The geographical locations described above contain 62 different institutions. Of these, most of the authorships (one-third) originate at INSEAD in Fontainebleau (see Table 3). Among the rest of the French institutions represented in the database are another seven, whose authorship level is equal to, or above 1.5. These are five institutions in the Paris area (ESSEC, Ecole Polytechnique, ESCP, HEC/ISA and le Laboratoire de Sociologie du Travail) and two in other parts of France (Grenoble and ESC Lyon). The remaining 13 institutions together account for about eight full authorships, i.e. on average about one co-authorship to a two-author article per institution.
The predominance of INSEAD emerges even more clearly when the contributions of individual researchers are analyzed (see Table 3). It then turns out that eight of the eleven authors who have contributed 1.5 or more authorships come from this institution, while the other three come from ESCP and ESSEC. Together, these eleven authors account for 30 percent of all the authorships and almost half of the French contributions. The top name on the list is Sumantra Ghoshal who alone, and together with Harvard and MIT colleagues, has published widely on multinationals. He is followed by Max H. Boisot with two papers of his own and one co-authored paper on comparative management, and Karel O. Cool with five co-authored papers with a leaning towards operations research. All these three scholars have non-French doctor's degrees: Ghoshal from Harvard, Boisot from London and Cool from Purdue. They also have a non-French origin. Ghoshal comes from India, Boisot from the United Kingdom and Cool from Belgium. The same pattern is also true further down the list. Only a few (Bemmaor, Larreche and Thietart) are Frenchmen, and the majority have degrees from American business schools: Berkeley (Corstjens), Chicago (Winkler), Columbia (Thietart), Harvard (Kets de Vries), New York (Makridakis and Schneider), Purdue (Bemmaor), and Stanford (Larreche).

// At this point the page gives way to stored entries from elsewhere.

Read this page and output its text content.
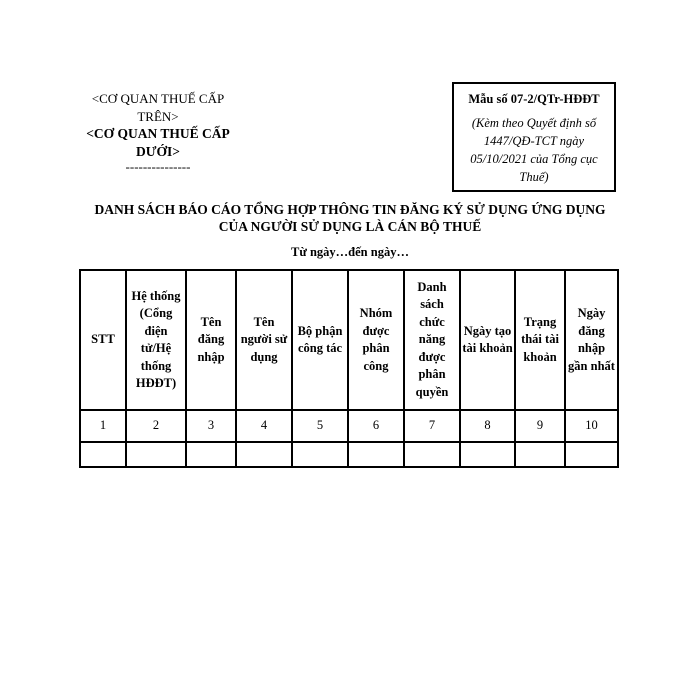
<CƠ QUAN THUẾ CẤP
TRÊN>
<CƠ QUAN THUẾ CẤP
DƯỚI>
---------------
Mẫu số 07-2/QTr-HĐĐT
(Kèm theo Quyết định số 1447/QĐ-TCT ngày 05/10/2021 của Tổng cục Thuế)
DANH SÁCH BÁO CÁO TỔNG HỢP THÔNG TIN ĐĂNG KÝ SỬ DỤNG ỨNG DỤNG
CỦA NGƯỜI SỬ DỤNG LÀ CÁN BỘ THUẾ
Từ ngày…đến ngày…
STT	Hệ thống (Cổng điện tử/Hệ thống HĐĐT)	Tên đăng nhập	Tên người sử dụng	Bộ phận công tác	Nhóm được phân công	Danh sách chức năng được phân quyền	Ngày tạo tài khoản	Trạng thái tài khoản	Ngày đăng nhập gần nhất
1	2	3	4	5	6	7	8	9	10
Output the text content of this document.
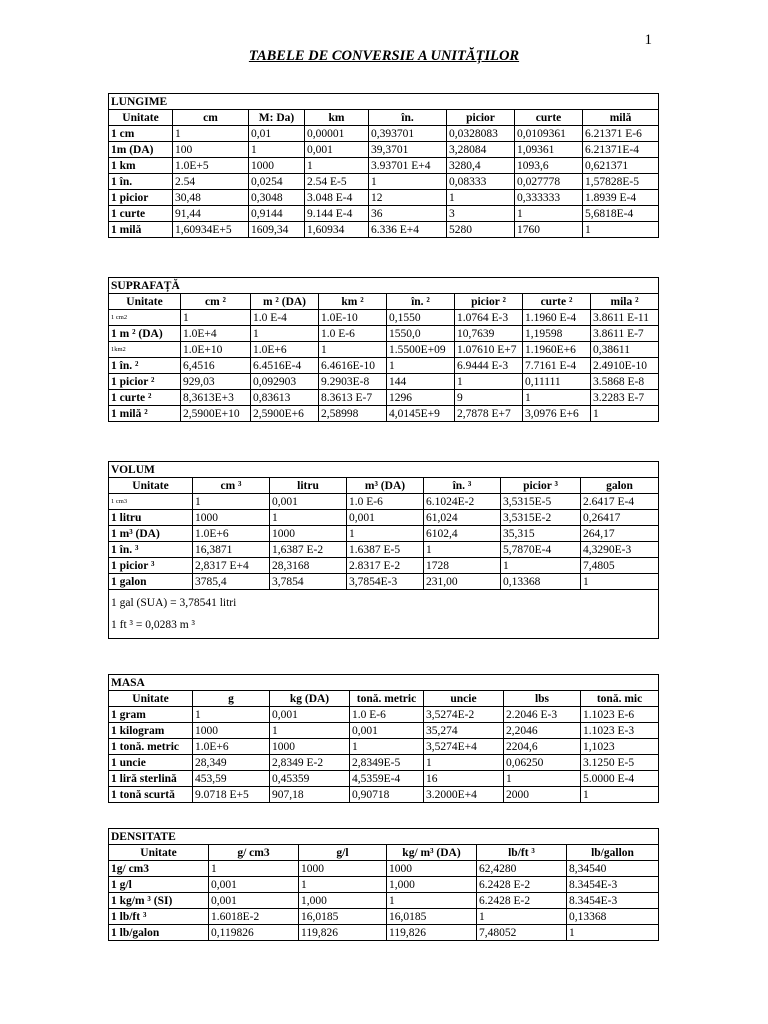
1
TABELE DE CONVERSIE A UNITĂȚILOR
LUNGIME							
Unitate	cm	M: Da)	km	în.	picior	curte	milă
1 cm	1	0,01	0,00001	0,393701	0,0328083	0,0109361	6.21371 E-6
1m (DA)	100	1	0,001	39,3701	3,28084	1,09361	6.21371E-4
1 km	1.0E+5	1000	1	3.93701 E+4	3280,4	1093,6	0,621371
1 în.	2.54	0,0254	2.54 E-5	1	0,08333	0,027778	1,57828E-5
1 picior	30,48	0,3048	3.048 E-4	12	1	0,333333	1.8939 E-4
1 curte	91,44	0,9144	9.144 E-4	36	3	1	5,6818E-4
1 milă	1,60934E+5	1609,34	1,60934	6.336 E+4	5280	1760	1
SUPRAFAȚĂ							
Unitate	cm ²	m ² (DA)	km ²	în. ²	picior ²	curte ²	mila ²
1 cm2	1	1.0 E-4	1.0E-10	0,1550	1.0764 E-3	1.1960 E-4	3.8611 E-11
1 m ² (DA)	1.0E+4	1	1.0 E-6	1550,0	10,7639	1,19598	3.8611 E-7
1km2	1.0E+10	1.0E+6	1	1.5500E+09	1.07610 E+7	1.1960E+6	0,38611
1 în. ²	6,4516	6.4516E-4	6.4616E-10	1	6.9444 E-3	7.7161 E-4	2.4910E-10
1 picior ²	929,03	0,092903	9.2903E-8	144	1	0,11111	3.5868 E-8
1 curte ²	8,3613E+3	0,83613	8.3613 E-7	1296	9	1	3.2283 E-7
1 milă ²	2,5900E+10	2,5900E+6	2,58998	4,0145E+9	2,7878 E+7	3,0976 E+6	1
VOLUM						
Unitate	cm ³	litru	m³ (DA)	în. ³	picior ³	galon
1 cm3	1	0,001	1.0 E-6	6.1024E-2	3,5315E-5	2.6417 E-4
1 litru	1000	1	0,001	61,024	3,5315E-2	0,26417
1 m³ (DA)	1.0E+6	1000	1	6102,4	35,315	264,17
1 în. ³	16,3871	1,6387 E-2	1.6387 E-5	1	5,7870E-4	4,3290E-3
1 picior ³	2,8317 E+4	28,3168	2.8317 E-2	1728	1	7,4805
1 galon	3785,4	3,7854	3,7854E-3	231,00	0,13368	1

1 gal (SUA) = 3,78541 litri
1 ft ³ = 0,0283 m ³						
MASA						
Unitate	g	kg (DA)	tonă. metric	uncie	lbs	tonă. mic
1 gram	1	0,001	1.0 E-6	3,5274E-2	2.2046 E-3	1.1023 E-6
1 kilogram	1000	1	0,001	35,274	2,2046	1.1023 E-3
1 tonă. metric	1.0E+6	1000	1	3,5274E+4	2204,6	1,1023
1 uncie	28,349	2,8349 E-2	2,8349E-5	1	0,06250	3.1250 E-5
1 liră sterlină	453,59	0,45359	4,5359E-4	16	1	5.0000 E-4
1 tonă scurtă	9.0718 E+5	907,18	0,90718	3.2000E+4	2000	1
DENSITATE					
Unitate	g/ cm3	g/l	kg/ m³ (DA)	lb/ft ³	lb/gallon
1g/ cm3	1	1000	1000	62,4280	8,34540
1 g/l	0,001	1	1,000	6.2428 E-2	8.3454E-3
1 kg/m ³ (SI)	0,001	1,000	1	6.2428 E-2	8.3454E-3
1 lb/ft ³	1.6018E-2	16,0185	16,0185	1	0,13368
1 lb/galon	0,119826	119,826	119,826	7,48052	1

The data shown in Figure 3 thus indicates that when co-authorships are taken into consideration, the French contribution to international publications in the area of business studies is not 73 full authorships but 50. Of these 50 authorships, about half come from the Fontainebleau-based institution, INSEAD, which, although physically located in France, must be regarded as an essentially international institution with a majority of non-French nationals and holders of American doctoral degrees. The remaining 25 full authorships are concentrated to a large extent on a few other institutions in the Paris area, or in Grenoble or Lyon. This suggests that, in the period studied, French scholars of business studies have largely chosen to publish in French publications (books, journals, etc.). This is not necessarily a deficiency in terms of scholarly work, but it might be a disadvantage in the international diffusion of significant research results.